$2 x-y+2 z=0$
$5 x+3 y-z=0$
$x+5 y-5 z=0$
Here,
$2 x-y+2 z=0$ ....(1)
$5 x+3 y-z=0$ ....(2)
$x+5 y-5 z=0$ .....(3)
The given system of homogeneous equations can be written in matrix form as follows:
$\left[\begin{array}{ccc}2 & -1 & 2 \\ 5 & 3 & -1 \\ 1 & 5 & -5\end{array}\right]\left[\begin{array}{l}x \\ y \\ z\end{array}\right]=\left[\begin{array}{l}0 \\ 0 \\ 0\end{array}\right]$
$A X=O$
Here,
$A=\left[\begin{array}{ccc}2 & -1 & 2 \\ 5 & 3 & -1 \\ 1 & 5 & -5\end{array}\right], X=\left[\begin{array}{l}x \\ y \\ z\end{array}\right]$ and $O=\left[\begin{array}{l}0 \\ 0 \\ 0\end{array}\right]$
Now,
$|A|=\left|\begin{array}{ccc}2 & -1 & 2 \\ 5 & 3 & -1 \\ 1 & 5 & -5\end{array}\right|$
$=2(-15+5)+1(-25+1)+2(25-3)$
$=-20-24+44$
$=0$
$\therefore|A| \neq 0$
So, the given system of homogeneous equations has non-trivial solution.

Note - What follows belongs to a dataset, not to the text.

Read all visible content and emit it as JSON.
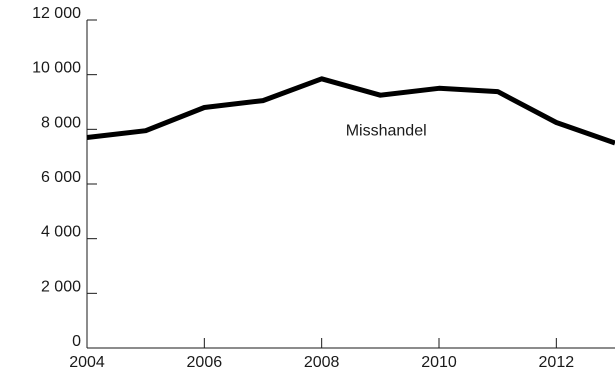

Substituting $z=k$ in eq. (1) and eq. (2), we get
$2 x-y=-2 k$ and $5 x+3 y=k$
$A X=B$
Here,
$\mathrm{A}=\left[\begin{array}{cc}2 & -1 \\ 5 & 3\end{array}\right], \mathrm{X}=\left[\begin{array}{c}x \\ y\end{array}\right]$ and $\mathrm{B}=\left[\begin{array}{c}-2 k \\ k\end{array}\right]$
$\Rightarrow\left[\begin{array}{cc}2 & -1 \\ 5 & 3\end{array}\right]\left[\begin{array}{l}x \\ y\end{array}\right]=\left[\begin{array}{c}-2 k \\ k\end{array}\right]$
$|A|=\left|\begin{array}{cc}2 & -1 \\ 5 & 3\end{array}\right|$
$=(3 \times 2+1 \times 5)$
$=11$
So, $A^{-1}$ exists.
We have
$\operatorname{adj} A=\left[\begin{array}{cc}3 & 1 \\ -5 & 2\end{array}\right]$
$A^{-1}=\frac{1}{|A|}$ adj $A$
$\Rightarrow A^{-1}=\frac{1}{11}\left[\begin{array}{cc}3 & 1 \\ -5 & 2\end{array}\right]$
$X=A^{-1} B$
$\Rightarrow\left[\begin{array}{l}x \\ y\end{array}\right]=\frac{1}{11}\left[\begin{array}{cc}3 & 1 \\ -5 & 2\end{array}\right]\left[\begin{array}{c}-2 k \\ k\end{array}\right]$
$=\frac{1}{11}\left[\begin{array}{c}-6 k+k \\ 10 k+2 k\end{array}\right]$
Thus, $x=\frac{-5 k}{11}, y=\frac{12 k}{11}$ and $z=k$ (where $k$ is any real number) satisfy the given system of equations.